Features

Berkeley Lab LRDP Released

By Richard Brenneman
Friday January 26, 2007

UC Berkeley’s building boom has chalked up plans for still more construction, with the unveiling this week of the final draft of another Long Range Development Plan (LRDP)—this one proposing to add nearly a million square feet of new construction by 2025. 

The newest LRDP covers plans for the Lawrence Berkeley National Laboratory, a U.S. Department of Energy facility in the Berkeley Hills managed by the university. 

Dan Krotz, a lab spokesperson, said the document is mandated by the University of California Board of Regents, and will supersede the existing LRDP, adopted in 1987 and last updated 10 years ago.  

Also released was the draft environmental impact report (EIR) on the LRDP, a crucial document which must be adopted before the LRDP can take legal effect. 

“We hope to go the regents for review and approval in the fall,” said Krotz. 

The lab is now taking public comments on the EIR through March 23, with a public hearing planned for Feb. 26 at the North Berkeley Senior Center. 

Once known as the Radiation Lab, LBNL houses a variety of research centers, including a program for developing more efficient forms of solar energy and a Molecular Foundry for so-called nanotechnology. 

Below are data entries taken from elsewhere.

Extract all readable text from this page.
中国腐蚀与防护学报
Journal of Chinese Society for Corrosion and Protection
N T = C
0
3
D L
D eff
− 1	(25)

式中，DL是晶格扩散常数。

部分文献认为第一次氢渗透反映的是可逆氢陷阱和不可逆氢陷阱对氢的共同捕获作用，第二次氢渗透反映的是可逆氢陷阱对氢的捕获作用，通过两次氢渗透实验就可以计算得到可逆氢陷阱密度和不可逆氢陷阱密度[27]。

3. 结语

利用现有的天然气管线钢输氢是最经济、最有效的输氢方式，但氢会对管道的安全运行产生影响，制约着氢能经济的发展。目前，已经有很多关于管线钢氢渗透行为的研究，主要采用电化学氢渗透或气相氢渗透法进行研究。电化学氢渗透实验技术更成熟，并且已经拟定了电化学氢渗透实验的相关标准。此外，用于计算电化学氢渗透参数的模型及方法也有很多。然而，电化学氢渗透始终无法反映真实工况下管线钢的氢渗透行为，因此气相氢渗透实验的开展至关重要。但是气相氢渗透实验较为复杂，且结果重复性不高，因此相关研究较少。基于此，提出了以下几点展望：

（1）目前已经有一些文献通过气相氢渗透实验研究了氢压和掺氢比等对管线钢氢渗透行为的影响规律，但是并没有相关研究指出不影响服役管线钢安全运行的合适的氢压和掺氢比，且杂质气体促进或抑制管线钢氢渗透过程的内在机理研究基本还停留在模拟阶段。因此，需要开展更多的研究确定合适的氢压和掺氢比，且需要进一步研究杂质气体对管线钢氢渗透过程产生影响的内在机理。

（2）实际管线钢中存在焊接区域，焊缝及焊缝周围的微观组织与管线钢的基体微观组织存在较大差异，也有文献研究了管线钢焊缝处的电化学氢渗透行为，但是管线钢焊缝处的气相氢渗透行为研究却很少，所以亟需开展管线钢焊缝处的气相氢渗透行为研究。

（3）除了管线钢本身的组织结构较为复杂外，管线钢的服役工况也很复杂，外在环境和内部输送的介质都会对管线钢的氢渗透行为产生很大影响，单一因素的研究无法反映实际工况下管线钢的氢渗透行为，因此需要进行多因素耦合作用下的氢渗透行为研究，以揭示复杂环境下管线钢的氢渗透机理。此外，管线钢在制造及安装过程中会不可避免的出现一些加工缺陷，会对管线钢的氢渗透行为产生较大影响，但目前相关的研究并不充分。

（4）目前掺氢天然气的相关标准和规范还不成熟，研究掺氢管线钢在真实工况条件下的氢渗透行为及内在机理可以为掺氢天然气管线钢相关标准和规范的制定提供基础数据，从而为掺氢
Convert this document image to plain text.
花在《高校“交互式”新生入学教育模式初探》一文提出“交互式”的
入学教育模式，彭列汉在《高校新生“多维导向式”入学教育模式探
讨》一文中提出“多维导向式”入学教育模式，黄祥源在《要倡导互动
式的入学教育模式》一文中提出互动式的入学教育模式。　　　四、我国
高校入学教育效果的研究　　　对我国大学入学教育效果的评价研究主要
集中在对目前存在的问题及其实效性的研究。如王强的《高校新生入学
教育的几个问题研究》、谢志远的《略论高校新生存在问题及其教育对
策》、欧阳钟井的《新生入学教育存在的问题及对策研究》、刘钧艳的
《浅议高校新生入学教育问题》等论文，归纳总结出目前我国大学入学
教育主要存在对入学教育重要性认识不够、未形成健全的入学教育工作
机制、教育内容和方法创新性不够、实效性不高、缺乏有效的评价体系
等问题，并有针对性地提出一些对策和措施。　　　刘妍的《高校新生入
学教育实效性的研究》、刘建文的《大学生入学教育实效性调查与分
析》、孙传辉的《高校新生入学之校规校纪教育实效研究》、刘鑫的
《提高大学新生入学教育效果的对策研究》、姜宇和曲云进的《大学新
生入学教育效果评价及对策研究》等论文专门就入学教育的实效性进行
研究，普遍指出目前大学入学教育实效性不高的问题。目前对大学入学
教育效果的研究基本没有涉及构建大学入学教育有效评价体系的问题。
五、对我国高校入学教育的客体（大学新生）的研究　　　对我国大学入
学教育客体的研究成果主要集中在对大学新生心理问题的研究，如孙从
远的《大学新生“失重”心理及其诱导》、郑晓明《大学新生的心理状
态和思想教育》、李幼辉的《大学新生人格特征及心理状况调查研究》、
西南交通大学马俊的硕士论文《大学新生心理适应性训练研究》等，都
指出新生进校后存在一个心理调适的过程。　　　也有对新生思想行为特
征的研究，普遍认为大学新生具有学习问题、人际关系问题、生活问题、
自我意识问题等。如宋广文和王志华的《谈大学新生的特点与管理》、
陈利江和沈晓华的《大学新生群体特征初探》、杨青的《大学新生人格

The lab also features the Bevatron, once the world’s largest accelerator of subatomic particles, which is now slated for demolition after a losing fight by Berkeley preservationists to save the massive but aging structure. 

The LRDP under review calls for: 

• 980,000 square feet of new construction, along with demolitions of 320,000 square feet of existing buildings, making for a net increase of 660,000 square feet; 

• addition of between 375 and 500 new parking spaces, the number to be determined by development of alternative transportation programs; 

• the addition of 1,000 new employees above the current base of 4,375. 

“That’s less than they originally planned, but that’s still a lot of development to put up on that hill,” said city Planning and Development Director Dan Marks, who has yet to receive a copy of the documents. 

“If you were going to chose a more difficult place to put a major development, you’d be hard pressed,” Marks said, noting the presence of the Hayward Fault along the base of the slope, along with steep terrain and ongoing fire hazards. 

“They were a lot more responsive to our concerns than the campus, and they did agree to scale back somewhat on the buildings and parking,” he said. 

Marks said he will prepare the city’s response when he receives the documents. 

The lab’s plans have come under fire from neighbors who were already energized by their losing battle to save the Bevatron and earlier comment periods after the release of the first LRDP draft more than three years ago. 

Major concerns raised during those fights were further congestion of streets north of the campus, possible contamination by waste being trucked out of the site and the danger of traffic accidents from increased movement of heavy equipment through narrow neighborhood streets. 

Both the LRDP and draft EIR are available for review on the LBNL website at www.lbl.gov/LRDP. 

Another UC Berkeley LRDP remains the bone of political contention as well as litigation—the LRDP 2020, adopted for the main campus and the university’s proposed addition of more facilities off campus in the city center.